À l’époque, sa plaidoirie sur le jugement d’un député sans la levée de son immunité parlementaire et les allégations d’actes de tortures dont seraient victimes les accusés avaient suscité une vive polémique. Il était cette fois dans le collège des avocats de la défense de l’ART&P, une institution de la République contre une association nationale.
Cette présence de l’ancien bâtonnier béninois a fait réagir son collègue du Togo, Me Raphaël Adzaré-Kpandé qui parle de gaspillage de l’argent du contribuable togolais, estimant qu’on n’a pas besoin de commettre un avocat étranger dans une affaire de radio locale illégalement fermée. «Nous ne comprenons pas quelle est l’importance pour que l’ART&P qui est une institution publique puisse faire venir un avocat étranger, faire payer cet avocat au nom du contribuable togolais. C’est du gaspillage, on peut utiliser ces fonds pour autre chose parce que pour moi les deux avocats togolais pouvaient valablement défendre ce dossier.»
On voit la chose de la même façon du côté de «SOS Journaliste en danger». Le conseiller de cette association de défense des droits des journalistes, Pedro Francis Amuzu, se dit surpris par la présence du Béninois dans ce dossier. «Dans les jours qui viennent nous allons durcir le ton. Tout le monde dit que la vie est dure au Togo maintenant on va dilapider l’argent du pays dans les balivernes et ça nous ne pouvons pas le permettre. Si Massina s’entête, nous allons aussi nous entêter», s’exclame-t-il.
Sur le plan purement de la défense du dossier, Me Jil-Benoit Afangbédji assure qu’ils sont confiants. «Nous avons le vent en poupe, parce que toutes les argumentations que nous avons développées sont d’ordre juridique parce qu’il y a lieu de savoir que l’ART&P a commis une voie de fait dans ce dossier. Au terme des dispositions de l’article 3 de la Loi de 98 portant création des télécommunications au Togo, il est exclu du champ d’application toute exploitation de radiodiffusion. Dans ces conditions on ne saurait appliquer cette loi à radio X-Solaire. Nous avons relevé cela», a déclaré Jil-Benoit.

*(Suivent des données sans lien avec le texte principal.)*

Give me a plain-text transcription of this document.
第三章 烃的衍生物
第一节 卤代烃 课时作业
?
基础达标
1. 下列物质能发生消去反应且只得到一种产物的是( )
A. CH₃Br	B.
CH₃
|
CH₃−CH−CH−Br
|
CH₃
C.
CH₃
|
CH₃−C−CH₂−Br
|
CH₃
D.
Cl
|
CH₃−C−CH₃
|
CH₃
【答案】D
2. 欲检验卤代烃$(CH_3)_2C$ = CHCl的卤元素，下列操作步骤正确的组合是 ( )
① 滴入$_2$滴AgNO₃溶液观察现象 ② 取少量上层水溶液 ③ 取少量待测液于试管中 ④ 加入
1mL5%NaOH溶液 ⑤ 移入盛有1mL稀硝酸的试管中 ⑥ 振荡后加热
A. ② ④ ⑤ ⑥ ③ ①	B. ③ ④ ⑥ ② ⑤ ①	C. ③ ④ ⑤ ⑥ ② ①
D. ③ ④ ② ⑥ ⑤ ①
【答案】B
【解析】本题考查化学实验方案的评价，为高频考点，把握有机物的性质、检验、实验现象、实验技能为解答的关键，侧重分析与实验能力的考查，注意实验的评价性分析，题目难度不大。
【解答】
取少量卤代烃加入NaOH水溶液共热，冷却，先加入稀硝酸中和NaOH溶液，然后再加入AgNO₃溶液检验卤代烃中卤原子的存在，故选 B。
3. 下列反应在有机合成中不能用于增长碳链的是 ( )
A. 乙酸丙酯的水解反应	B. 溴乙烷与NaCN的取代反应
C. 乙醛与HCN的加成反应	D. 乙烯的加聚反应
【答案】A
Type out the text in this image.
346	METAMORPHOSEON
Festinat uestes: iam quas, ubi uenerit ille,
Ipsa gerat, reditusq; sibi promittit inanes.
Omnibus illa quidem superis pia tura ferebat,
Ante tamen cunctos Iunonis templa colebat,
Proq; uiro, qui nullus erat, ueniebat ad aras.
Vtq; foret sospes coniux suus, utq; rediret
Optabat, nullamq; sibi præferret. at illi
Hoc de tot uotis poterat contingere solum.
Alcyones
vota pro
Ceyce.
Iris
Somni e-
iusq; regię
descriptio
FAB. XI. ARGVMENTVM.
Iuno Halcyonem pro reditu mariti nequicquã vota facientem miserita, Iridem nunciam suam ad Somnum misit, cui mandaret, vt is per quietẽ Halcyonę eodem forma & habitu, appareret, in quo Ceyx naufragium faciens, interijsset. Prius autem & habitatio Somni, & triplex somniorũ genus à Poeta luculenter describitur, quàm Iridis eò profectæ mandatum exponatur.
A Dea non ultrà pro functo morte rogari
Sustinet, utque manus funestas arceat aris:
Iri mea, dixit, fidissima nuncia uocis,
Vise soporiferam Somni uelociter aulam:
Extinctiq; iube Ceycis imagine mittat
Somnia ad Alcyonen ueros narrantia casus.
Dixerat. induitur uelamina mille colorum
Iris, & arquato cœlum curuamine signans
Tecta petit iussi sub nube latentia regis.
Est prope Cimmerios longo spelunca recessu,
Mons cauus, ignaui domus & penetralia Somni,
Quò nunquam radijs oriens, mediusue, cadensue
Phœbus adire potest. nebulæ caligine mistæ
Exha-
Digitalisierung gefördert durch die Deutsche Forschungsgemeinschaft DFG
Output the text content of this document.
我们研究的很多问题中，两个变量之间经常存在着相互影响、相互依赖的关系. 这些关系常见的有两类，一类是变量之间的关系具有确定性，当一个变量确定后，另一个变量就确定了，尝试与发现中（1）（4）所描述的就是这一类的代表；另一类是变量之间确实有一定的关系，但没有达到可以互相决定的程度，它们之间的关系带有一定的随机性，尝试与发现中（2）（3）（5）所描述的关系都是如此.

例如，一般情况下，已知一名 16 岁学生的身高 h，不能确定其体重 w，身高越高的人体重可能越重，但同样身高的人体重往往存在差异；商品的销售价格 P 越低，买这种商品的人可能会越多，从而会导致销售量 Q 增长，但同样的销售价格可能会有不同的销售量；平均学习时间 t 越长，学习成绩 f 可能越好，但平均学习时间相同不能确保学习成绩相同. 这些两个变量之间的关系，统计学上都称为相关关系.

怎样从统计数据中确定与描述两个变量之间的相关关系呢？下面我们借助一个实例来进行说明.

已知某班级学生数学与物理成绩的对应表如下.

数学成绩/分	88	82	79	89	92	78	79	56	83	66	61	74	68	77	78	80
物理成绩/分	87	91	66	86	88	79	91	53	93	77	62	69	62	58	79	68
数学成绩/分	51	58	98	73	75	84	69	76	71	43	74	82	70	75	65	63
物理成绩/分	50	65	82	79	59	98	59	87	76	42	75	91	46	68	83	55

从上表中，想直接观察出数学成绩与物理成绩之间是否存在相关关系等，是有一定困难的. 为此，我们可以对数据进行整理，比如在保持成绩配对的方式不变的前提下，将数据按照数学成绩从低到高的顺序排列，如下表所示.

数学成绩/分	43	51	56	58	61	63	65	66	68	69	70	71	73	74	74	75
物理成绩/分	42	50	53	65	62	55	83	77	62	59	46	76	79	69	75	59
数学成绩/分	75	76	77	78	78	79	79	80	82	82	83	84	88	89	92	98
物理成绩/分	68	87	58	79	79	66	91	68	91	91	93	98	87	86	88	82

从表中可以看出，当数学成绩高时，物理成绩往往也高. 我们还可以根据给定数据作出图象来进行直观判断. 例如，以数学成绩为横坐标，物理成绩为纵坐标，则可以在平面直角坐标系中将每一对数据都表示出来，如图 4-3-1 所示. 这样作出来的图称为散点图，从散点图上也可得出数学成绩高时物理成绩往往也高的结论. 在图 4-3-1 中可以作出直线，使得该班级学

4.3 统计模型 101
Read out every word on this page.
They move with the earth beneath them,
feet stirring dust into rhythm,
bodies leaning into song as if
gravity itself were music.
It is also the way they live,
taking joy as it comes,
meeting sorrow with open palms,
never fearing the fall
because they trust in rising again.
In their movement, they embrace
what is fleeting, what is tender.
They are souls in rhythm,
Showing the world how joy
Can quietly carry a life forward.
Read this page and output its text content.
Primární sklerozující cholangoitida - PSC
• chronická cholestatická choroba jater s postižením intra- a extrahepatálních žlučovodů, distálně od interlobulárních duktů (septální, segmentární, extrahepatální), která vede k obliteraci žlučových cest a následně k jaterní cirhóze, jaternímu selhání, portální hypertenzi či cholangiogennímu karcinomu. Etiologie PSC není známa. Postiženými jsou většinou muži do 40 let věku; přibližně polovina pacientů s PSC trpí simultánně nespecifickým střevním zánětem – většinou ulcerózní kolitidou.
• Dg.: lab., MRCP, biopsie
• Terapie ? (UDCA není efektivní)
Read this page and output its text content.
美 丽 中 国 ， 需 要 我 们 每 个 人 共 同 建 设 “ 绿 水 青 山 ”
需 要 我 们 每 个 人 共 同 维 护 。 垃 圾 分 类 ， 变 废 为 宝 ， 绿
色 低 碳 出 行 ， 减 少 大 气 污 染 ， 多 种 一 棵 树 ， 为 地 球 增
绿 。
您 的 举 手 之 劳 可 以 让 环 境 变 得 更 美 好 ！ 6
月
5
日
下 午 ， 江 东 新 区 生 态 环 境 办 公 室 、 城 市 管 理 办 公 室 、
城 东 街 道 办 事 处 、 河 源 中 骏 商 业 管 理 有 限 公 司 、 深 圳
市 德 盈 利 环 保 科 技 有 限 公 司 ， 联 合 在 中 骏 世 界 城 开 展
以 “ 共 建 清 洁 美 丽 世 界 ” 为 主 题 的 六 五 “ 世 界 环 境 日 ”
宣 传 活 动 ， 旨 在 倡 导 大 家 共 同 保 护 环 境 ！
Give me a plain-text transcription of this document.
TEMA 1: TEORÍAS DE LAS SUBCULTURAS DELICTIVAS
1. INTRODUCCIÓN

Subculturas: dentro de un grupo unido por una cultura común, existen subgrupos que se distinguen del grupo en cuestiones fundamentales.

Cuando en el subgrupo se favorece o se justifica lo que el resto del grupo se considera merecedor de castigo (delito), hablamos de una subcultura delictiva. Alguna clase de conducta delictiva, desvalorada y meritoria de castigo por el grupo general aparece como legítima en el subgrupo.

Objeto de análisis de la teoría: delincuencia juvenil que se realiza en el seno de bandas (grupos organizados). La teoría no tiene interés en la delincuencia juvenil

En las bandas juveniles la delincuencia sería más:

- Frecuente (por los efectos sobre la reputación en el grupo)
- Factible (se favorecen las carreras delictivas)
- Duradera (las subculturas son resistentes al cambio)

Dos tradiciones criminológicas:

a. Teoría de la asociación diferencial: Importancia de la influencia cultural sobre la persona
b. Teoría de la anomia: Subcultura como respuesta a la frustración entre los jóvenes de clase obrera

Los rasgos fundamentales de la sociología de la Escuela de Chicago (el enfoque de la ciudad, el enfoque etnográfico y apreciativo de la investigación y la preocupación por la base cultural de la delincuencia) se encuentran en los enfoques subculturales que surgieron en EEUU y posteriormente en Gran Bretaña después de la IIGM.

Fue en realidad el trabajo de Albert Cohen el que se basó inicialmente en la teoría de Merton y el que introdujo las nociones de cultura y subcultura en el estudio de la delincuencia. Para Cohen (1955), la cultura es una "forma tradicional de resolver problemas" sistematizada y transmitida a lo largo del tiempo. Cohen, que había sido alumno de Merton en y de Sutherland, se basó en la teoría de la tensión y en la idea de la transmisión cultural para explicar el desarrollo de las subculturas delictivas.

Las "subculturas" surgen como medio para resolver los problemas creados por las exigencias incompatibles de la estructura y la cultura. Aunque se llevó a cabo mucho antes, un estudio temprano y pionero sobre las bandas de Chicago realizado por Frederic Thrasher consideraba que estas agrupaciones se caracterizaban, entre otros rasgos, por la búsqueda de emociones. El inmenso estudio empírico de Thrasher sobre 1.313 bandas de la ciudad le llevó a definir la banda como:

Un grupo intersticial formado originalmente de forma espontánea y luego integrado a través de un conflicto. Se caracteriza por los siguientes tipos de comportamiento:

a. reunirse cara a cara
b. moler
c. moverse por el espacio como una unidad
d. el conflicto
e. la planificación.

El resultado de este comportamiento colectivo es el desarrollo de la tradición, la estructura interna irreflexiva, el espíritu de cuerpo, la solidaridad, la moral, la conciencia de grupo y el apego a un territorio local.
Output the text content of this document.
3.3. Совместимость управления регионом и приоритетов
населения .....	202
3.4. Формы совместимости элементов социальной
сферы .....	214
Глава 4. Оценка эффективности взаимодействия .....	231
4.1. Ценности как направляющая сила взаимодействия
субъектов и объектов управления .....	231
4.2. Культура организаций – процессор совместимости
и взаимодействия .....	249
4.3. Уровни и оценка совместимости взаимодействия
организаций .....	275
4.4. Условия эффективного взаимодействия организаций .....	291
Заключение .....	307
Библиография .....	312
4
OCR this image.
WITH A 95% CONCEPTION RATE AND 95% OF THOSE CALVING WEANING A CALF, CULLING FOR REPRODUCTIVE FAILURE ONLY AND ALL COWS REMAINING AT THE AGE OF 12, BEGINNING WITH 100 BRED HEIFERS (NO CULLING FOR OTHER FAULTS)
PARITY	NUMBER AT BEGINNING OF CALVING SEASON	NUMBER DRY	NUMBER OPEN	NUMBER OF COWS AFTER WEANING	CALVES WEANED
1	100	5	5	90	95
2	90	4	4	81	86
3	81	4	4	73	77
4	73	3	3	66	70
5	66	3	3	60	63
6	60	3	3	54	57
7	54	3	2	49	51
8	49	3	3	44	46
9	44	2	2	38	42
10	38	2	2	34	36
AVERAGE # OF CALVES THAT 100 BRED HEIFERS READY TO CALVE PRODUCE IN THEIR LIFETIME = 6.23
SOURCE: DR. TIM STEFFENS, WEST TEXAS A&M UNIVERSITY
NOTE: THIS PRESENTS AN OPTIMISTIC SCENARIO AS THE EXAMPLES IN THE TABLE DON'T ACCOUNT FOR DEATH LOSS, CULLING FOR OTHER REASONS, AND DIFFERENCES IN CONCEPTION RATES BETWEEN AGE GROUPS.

Pour cet avocat récemment admis sur la liste des avocats du Tribunal pénal international, au terme de l’article 26 de la constitution togolaise on ne saurait permettre ou interdire à une radio d’émettre sans autorisation de la justice or dans le cas d’espèce c’est l’ART&P qui a envoyé fermer les portes de la radio X-Solaire sans même par voie d’huissier. C’est illégal, a martelé Jil-Benoit.
Pour rappel, la radio X-Solaire est fermée depuis le 29 Novembre 2010 par l’ART&P pour défaut de récépissé. Le 18 janvier dernier, le ministère de l’administration territoriale a délivré le récépissé à la radio mais au lieu que la radio soit ouverte comme on pouvait s’attendre, l’ART&P et la HAAC font du dilatoire en demandant que la radio introduise une nouvelle demande de fréquence. Lassée par cette procédure, l’Association «La Cigale», propriétaire de la radio a décidé d’ester en justice. Le 6 mars 2012, le tribunal de première instance de Lomé a ordonné à l'ARTP d'ouvrir sans délai les portes de radio X-solaire et ce sous astreinte de 100. 000 F CFA d’amende par jour de retard ou de résistance; et en cas de refus, a autorisé radio X-solaire à faire ouvrir par tout huissier de justice à Lomé lesdites portes.
Notons que la radio était défendue par maîtres Zeus Ajavon, Jil-Bénoit Afangbédji et Raphaël Adzaré-Kpandé, alors que l’ART&P était soutenue par Maîtres Komivi Botokro, Lionel Sanvi et Archange Dossou.
Le délibéré est renvoyé au 04 avril prochain.